Transfer Learning for Network Traffic Anomaly Detection
thesisposted on 30.04.2021, 01:43 by Shreya GhoshShreya Ghosh
Statistics reveal a huge increase in cyberattacks making technology businesses more susceptible to data loss. With increasing application of machine learning in different domains, studies have been focused on building cognitive models for traffic anomaly detection in a communication network. These studies have led to generation of datasets containing network traffic data packets, usually captured using softwares like Wireshark. These datasets contain high dimensional data corresponding to benign data packets and attack data packets of known attacks. Recent research has mainly focused on developing machine learning architectures that are able to extract useful information from high dimensional datasets to detect attack data packets in a network. In addition, machine learning algorithms are currently trained to detect only documented attacks with available training data. However, with the proliferation of new cyberattacks and zero-day attacks with little to no training data available, current employed algorithms have little to no success in detecting new attacks. In this thesis, we focus on detecting rare attacks using transfer learning from a dataset containing information pertaining to known attacks.

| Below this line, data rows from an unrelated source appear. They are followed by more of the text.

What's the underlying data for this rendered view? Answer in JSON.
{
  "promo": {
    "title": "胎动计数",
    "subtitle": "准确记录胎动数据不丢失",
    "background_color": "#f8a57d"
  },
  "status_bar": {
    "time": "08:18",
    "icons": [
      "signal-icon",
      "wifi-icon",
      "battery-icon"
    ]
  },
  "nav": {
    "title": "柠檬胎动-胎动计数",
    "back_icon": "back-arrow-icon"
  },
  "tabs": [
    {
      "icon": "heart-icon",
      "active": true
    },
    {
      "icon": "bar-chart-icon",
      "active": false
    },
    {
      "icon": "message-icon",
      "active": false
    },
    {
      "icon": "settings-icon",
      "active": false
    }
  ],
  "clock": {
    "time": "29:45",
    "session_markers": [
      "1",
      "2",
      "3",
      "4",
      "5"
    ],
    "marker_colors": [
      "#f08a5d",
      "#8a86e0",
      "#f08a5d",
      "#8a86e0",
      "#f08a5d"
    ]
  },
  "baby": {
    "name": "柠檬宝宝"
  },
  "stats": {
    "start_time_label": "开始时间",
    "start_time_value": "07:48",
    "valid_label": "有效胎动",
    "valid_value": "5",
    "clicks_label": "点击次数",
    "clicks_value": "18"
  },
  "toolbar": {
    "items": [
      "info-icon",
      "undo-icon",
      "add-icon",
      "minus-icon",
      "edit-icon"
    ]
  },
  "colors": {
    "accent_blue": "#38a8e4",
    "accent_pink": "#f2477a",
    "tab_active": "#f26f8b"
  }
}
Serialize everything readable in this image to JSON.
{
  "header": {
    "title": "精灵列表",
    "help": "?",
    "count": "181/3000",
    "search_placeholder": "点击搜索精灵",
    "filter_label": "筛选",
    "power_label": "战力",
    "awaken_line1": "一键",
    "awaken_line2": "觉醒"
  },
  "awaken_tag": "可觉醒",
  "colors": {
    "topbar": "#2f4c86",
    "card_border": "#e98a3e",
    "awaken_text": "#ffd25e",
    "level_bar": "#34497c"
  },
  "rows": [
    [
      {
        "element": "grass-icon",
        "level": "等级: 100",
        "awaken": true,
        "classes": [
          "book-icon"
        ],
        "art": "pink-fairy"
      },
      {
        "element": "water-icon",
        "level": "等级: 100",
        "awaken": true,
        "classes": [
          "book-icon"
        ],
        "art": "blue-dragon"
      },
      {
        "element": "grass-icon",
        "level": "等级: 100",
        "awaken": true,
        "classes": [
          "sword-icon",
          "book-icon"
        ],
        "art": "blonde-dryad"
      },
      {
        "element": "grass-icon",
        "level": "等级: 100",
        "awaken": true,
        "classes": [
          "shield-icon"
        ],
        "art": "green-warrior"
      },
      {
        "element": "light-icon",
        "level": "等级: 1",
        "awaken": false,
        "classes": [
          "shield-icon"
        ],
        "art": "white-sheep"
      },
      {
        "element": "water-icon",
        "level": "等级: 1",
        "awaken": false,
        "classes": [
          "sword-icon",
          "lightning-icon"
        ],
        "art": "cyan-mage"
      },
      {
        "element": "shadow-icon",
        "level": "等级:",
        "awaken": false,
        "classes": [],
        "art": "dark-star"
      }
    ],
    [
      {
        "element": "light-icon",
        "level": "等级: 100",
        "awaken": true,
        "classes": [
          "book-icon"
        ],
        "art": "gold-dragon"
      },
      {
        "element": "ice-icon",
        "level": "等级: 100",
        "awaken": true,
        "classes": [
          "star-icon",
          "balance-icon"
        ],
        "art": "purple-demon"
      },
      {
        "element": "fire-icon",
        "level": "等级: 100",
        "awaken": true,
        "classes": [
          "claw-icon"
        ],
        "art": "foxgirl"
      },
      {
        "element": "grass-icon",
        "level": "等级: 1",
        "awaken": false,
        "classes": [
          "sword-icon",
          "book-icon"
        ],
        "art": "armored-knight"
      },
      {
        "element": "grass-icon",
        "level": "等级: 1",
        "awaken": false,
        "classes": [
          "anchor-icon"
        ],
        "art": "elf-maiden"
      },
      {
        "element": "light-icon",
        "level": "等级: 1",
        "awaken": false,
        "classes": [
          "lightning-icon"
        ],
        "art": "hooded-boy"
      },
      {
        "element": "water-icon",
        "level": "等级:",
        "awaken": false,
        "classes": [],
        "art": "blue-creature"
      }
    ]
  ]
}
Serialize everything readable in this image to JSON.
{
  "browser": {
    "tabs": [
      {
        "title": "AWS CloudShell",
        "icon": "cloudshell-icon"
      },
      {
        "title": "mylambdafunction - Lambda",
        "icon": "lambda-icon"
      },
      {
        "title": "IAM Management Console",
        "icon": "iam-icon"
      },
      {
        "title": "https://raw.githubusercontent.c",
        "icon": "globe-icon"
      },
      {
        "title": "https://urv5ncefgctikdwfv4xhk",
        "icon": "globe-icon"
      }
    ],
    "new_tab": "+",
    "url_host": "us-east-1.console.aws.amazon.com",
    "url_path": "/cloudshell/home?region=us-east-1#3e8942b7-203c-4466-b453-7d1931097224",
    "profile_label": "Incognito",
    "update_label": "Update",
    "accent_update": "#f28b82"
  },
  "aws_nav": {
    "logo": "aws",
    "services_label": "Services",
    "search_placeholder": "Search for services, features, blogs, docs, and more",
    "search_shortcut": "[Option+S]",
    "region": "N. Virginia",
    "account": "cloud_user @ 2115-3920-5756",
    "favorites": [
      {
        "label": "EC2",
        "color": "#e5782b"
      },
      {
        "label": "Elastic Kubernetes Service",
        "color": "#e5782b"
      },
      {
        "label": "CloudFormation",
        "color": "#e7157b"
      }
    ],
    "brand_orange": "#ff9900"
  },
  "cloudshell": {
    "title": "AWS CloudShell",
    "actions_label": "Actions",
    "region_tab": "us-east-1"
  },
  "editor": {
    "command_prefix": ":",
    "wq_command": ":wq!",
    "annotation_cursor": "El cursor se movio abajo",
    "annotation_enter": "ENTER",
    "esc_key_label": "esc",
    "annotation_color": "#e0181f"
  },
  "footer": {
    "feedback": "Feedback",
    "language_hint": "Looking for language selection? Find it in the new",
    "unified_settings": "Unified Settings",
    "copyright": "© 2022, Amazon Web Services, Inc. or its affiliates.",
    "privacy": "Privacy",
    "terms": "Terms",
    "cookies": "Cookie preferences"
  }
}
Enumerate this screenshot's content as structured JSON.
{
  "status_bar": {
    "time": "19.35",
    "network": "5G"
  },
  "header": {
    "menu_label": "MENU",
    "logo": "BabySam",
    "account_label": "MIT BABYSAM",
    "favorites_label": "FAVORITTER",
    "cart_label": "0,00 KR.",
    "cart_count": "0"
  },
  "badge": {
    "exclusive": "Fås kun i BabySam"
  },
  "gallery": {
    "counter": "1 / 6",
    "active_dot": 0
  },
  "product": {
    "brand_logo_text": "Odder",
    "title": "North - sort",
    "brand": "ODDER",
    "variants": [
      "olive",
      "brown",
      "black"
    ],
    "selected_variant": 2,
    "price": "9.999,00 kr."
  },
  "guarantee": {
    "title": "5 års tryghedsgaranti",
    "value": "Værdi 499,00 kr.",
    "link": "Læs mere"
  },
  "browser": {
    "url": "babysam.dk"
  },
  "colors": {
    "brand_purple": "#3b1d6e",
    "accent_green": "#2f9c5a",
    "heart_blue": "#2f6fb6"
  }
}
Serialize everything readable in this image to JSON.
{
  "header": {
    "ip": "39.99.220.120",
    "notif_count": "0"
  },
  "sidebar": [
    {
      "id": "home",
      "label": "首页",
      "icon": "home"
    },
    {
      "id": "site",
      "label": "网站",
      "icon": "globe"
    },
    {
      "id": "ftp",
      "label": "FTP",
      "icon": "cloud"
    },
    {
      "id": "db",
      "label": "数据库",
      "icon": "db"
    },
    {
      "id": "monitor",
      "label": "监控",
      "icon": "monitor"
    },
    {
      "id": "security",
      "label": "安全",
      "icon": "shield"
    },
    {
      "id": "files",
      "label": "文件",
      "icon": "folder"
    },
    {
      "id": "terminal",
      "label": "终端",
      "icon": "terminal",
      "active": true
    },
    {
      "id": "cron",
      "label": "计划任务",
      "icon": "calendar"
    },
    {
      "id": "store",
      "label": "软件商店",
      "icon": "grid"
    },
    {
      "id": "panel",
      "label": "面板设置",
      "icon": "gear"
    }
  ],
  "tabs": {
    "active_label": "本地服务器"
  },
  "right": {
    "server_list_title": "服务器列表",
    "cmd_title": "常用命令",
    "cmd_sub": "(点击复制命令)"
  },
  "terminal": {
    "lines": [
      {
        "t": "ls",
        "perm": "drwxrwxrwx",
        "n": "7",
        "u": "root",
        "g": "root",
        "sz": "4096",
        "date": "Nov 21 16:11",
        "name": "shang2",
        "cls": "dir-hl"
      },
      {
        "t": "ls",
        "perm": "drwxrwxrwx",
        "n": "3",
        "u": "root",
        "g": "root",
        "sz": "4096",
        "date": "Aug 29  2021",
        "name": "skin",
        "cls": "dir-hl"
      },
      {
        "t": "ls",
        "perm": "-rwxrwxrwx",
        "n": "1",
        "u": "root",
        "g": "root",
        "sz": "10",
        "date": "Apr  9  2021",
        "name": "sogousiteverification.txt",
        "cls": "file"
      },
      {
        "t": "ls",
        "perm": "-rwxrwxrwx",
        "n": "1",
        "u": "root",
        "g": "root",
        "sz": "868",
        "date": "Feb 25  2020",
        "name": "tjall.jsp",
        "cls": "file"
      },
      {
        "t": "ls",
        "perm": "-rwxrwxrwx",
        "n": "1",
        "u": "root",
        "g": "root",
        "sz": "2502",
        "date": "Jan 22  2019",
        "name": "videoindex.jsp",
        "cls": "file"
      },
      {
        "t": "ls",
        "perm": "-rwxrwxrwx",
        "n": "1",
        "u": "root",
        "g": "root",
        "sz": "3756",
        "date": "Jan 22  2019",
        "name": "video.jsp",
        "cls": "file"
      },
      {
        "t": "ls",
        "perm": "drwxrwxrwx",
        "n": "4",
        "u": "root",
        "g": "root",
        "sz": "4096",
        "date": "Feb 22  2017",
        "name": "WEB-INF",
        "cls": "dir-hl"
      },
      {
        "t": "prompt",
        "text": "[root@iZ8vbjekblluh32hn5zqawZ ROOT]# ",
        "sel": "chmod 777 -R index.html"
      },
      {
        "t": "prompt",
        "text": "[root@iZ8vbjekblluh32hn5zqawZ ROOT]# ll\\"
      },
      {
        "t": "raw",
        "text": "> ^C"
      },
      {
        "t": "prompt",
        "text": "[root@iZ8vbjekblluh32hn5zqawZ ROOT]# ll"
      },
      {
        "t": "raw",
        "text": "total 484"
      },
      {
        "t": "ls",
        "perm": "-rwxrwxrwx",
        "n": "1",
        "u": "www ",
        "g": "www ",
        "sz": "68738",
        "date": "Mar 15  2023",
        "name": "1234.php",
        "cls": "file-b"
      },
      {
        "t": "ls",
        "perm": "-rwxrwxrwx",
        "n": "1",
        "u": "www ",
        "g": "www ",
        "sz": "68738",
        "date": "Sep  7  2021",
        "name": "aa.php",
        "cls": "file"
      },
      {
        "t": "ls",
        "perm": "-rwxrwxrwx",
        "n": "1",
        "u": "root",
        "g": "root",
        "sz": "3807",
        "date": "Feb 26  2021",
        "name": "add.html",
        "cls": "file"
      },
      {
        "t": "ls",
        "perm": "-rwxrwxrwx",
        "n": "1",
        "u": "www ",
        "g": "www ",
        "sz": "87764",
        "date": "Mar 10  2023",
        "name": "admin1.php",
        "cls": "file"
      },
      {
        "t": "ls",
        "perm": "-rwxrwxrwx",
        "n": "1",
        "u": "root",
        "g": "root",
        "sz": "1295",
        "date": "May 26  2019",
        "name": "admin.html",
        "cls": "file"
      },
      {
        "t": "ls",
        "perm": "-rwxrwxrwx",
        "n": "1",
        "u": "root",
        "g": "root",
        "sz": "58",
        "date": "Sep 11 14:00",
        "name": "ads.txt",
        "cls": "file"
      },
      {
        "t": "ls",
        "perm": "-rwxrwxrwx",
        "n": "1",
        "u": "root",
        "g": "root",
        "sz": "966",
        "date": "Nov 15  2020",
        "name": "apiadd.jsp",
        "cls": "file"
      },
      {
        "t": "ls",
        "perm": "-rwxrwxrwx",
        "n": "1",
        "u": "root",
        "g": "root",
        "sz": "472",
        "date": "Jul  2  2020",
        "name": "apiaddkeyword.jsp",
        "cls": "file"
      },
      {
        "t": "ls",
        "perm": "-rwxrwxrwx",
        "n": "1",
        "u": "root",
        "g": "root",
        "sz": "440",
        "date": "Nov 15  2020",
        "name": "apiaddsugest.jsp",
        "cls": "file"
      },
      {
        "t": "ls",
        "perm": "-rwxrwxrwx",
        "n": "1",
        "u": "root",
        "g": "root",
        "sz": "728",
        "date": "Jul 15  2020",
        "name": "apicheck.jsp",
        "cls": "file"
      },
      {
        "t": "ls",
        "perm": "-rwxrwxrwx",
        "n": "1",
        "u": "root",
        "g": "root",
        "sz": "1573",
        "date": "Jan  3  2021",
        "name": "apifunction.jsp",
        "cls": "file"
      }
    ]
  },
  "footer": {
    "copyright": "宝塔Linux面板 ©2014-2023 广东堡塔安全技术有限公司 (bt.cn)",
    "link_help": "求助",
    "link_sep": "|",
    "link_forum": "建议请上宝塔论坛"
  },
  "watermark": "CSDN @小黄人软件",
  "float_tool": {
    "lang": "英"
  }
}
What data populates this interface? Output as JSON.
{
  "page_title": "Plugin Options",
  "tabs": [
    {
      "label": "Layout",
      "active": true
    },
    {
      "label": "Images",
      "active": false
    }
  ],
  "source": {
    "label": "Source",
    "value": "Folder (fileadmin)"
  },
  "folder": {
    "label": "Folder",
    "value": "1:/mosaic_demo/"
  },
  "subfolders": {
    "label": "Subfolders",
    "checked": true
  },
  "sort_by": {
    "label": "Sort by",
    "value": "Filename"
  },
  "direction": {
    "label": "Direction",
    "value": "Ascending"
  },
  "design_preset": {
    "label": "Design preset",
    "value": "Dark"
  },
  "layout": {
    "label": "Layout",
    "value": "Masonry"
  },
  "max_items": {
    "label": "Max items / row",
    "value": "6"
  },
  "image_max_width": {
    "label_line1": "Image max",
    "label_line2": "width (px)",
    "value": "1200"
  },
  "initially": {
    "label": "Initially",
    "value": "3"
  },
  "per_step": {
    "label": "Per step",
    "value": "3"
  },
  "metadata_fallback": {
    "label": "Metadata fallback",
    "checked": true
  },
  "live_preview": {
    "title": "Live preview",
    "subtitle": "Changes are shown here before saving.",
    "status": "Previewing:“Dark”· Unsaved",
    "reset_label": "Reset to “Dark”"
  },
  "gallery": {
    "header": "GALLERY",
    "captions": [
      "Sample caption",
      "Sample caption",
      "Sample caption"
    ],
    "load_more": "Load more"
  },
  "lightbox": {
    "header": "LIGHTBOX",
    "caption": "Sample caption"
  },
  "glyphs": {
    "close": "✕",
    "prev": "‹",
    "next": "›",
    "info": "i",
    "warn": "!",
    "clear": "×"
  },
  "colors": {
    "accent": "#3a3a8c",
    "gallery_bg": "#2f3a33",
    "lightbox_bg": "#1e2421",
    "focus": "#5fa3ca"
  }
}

In the literature, there is proof of concept for both classical machine learning and deep learning approaches for anomaly detection. We show that a deep learning approach outperforms explicit statistical modeling based approaches by at least 21% for the used dataset. We perform a preliminary survey of candidate deep learning architectures before testing for transferability and propose a Convolutional Neural Network architecture that is 99.65% accurate in classifying attack data packets.
To test for transferability, we train this proposed CNN architecture with a known attack and test it's performance on attacks that are unknown to the network. For this model to extract adequate information for transferability, the model requires a higher representation of attack data in the training dataset with the current attack data comprising only 20% of the dataset. To overcome the problem of small training sets, several techniques to boost the number of attack data packets are employed like a novel synthetic dataset based training and bootstrapped dataset training.
Our study results in identification of training-testing attack pairs that show high learning transferability. Most of the strong and consistent correlations are observed among Denial of Service(DoS) training-testing attack pairs. Furthermore, we propose hypotheses for model generalization. Our results are validated by a study of dataset features and attack characteristics using the Recursive Feature Elimination(RFE) algorithm.